I would also like to thank the member of my advisory committee Andrew Pask, Christine Wells and Edmund Crampin for their advice and encouragement.
Outside my work a big part of my PhD has been my involvement with COMBINE. Thank you to everyone who has contributed to building and continuing to develop the organisation, particularly Leah Roberts who has guided me through everything. The Australian bioinformatics student community is extremely fortunate to have such an organisation and I hope students and supervisors continue to support COMBINE and make it even better.
Thank you to my friends and family for the support you have provided outside my PhD, it’s important to have other things going on in the rest of my life. The biggest thanks to my partner Sarah for her continued love and care (and proofreading expertise).
Lastly I want to thank the wider scientific and programming communities. Everyone who makes their code, software, data and analysis available makes this kind of research possible, easier and more fun.
List of copyright
The copyright of the publication “Exploring the single-cell RNA-seq analysis landscape with the scRNA-tools database” included in Chapter 2 is held by the authors including myself under a Creative Commons Attribution License (CC BY 4.0) (https://creativecommons.org/licenses/by/4.0/). This license permits unrestricted use, distribution and reproduction in any medium, provided the original authors and source are credited.

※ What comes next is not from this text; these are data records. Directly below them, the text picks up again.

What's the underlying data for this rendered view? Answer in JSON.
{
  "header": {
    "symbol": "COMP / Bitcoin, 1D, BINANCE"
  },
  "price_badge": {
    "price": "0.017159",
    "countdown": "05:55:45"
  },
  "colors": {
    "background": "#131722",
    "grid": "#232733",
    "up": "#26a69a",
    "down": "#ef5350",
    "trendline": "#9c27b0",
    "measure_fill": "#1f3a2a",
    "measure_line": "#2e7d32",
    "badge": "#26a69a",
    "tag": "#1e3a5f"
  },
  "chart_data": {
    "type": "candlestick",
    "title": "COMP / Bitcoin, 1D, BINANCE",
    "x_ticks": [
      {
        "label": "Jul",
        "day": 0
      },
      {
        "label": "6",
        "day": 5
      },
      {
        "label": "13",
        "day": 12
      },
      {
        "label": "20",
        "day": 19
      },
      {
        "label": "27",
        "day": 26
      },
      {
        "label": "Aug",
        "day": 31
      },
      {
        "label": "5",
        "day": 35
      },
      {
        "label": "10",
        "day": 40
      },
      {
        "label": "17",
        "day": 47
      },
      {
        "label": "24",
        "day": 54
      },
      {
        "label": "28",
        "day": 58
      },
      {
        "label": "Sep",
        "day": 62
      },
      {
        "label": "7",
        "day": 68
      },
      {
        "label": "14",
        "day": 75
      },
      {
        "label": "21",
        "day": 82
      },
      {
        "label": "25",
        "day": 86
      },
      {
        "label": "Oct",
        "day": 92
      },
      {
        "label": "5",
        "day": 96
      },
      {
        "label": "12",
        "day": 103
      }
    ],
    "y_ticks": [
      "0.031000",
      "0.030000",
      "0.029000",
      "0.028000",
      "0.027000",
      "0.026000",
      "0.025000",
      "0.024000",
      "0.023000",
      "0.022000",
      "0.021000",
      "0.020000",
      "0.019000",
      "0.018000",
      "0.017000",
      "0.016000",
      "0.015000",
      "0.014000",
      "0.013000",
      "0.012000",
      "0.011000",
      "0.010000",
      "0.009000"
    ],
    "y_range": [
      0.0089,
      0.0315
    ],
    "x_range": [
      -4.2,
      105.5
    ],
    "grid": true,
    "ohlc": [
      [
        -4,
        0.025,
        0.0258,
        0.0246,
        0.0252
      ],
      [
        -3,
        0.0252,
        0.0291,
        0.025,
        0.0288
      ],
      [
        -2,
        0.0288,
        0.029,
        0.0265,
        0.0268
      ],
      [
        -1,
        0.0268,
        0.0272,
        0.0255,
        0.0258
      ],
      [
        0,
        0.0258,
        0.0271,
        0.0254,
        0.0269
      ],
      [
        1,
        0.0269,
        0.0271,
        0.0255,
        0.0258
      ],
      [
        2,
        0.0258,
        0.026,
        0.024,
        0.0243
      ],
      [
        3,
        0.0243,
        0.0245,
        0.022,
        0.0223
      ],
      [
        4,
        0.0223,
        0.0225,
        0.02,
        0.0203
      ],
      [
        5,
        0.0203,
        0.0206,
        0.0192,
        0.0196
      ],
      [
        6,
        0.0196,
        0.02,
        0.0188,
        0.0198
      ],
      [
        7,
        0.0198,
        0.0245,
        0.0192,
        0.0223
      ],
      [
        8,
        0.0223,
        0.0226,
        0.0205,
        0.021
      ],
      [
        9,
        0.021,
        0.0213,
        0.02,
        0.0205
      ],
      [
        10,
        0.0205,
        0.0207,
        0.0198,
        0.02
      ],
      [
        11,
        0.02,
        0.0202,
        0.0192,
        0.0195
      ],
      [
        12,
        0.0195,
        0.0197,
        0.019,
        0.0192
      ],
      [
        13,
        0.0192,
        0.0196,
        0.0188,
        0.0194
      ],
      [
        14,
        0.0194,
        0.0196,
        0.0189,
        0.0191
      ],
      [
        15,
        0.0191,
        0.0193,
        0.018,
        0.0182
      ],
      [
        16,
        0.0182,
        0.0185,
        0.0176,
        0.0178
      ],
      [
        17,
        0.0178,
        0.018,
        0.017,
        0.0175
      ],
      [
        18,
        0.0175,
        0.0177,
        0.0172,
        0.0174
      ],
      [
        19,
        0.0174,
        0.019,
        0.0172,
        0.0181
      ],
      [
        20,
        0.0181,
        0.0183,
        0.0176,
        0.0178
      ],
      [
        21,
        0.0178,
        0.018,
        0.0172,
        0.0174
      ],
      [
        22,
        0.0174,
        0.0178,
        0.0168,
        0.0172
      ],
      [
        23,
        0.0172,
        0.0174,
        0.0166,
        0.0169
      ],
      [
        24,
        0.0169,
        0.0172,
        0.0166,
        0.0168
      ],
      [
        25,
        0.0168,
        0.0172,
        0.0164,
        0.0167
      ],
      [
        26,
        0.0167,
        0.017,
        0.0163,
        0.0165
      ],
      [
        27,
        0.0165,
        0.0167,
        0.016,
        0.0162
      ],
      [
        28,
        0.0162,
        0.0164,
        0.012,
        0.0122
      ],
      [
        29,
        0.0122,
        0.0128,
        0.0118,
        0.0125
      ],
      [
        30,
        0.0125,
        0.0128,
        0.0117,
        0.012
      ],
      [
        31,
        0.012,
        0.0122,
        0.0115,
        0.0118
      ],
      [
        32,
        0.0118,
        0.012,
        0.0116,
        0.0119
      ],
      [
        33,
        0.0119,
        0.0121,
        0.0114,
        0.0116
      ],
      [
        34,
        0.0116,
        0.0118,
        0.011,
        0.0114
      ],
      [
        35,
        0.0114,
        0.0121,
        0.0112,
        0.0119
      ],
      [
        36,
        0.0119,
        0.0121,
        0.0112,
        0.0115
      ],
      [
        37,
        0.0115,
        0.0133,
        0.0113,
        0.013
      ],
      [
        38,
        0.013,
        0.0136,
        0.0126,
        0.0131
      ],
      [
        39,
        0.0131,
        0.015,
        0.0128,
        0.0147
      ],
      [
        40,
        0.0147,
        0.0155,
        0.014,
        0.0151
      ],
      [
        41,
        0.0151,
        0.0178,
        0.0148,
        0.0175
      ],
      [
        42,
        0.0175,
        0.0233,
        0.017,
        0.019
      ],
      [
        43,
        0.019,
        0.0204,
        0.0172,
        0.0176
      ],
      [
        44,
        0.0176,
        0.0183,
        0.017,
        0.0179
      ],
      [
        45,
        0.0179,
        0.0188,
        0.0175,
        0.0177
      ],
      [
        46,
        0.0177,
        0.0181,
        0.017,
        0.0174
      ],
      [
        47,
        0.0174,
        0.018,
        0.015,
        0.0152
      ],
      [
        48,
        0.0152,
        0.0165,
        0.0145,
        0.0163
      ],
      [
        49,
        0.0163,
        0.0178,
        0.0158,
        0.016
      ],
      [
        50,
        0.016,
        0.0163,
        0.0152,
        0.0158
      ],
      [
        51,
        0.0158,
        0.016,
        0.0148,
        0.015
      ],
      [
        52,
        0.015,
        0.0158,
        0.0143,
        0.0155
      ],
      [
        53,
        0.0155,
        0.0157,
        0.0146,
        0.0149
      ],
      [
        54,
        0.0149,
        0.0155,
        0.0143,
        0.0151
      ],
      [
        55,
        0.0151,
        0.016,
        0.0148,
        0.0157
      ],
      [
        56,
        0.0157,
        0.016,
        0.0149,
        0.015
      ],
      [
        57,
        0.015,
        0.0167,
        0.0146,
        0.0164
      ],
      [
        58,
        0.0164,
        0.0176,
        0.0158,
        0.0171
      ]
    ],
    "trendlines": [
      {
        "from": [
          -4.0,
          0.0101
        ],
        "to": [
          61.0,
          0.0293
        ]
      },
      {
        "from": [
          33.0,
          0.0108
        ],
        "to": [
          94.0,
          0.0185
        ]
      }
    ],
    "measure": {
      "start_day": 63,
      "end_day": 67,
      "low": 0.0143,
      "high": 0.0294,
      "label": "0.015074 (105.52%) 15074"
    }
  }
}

The copyright of the publication “Splatter: simulation of single-cell RNA sequencing data” included in Chapter 3 is held by the authors including myself under a Creative Commons Attribution License (CC BY 4.0). The additional files for this publication provided in Appendix A are covered by the same license.
The copyright of the Splatter R software package and the documentation included in Appendix B is held by the authors including myself under a GNU General Public License v3.0 (GPL-3) license (https://choosealicense.com/licenses/gpl-3.0/). This license allows me to reproduce the documentation in both print and electronics versions of this thesis.
The copyright of the publication “Clustering trees: a visualization for evaluating clusterings at multiple resolutions” included in Chapter 4 is held by the authors including myself under a Creative Commons Attribution License (CC BY 4.0).
The copyright of the clustree R software package and the documentation included in Appendix D is held by the authors including myself under a GNU General Public License v3.0 (GPL-3) license.
The copyright of the publication “Single-cell analysis reveals congruence between kidney organoids and human fetal kidney” included in Appendix E is held by the authors including myself under a Creative Commons Attribution License (CC BY 4.0).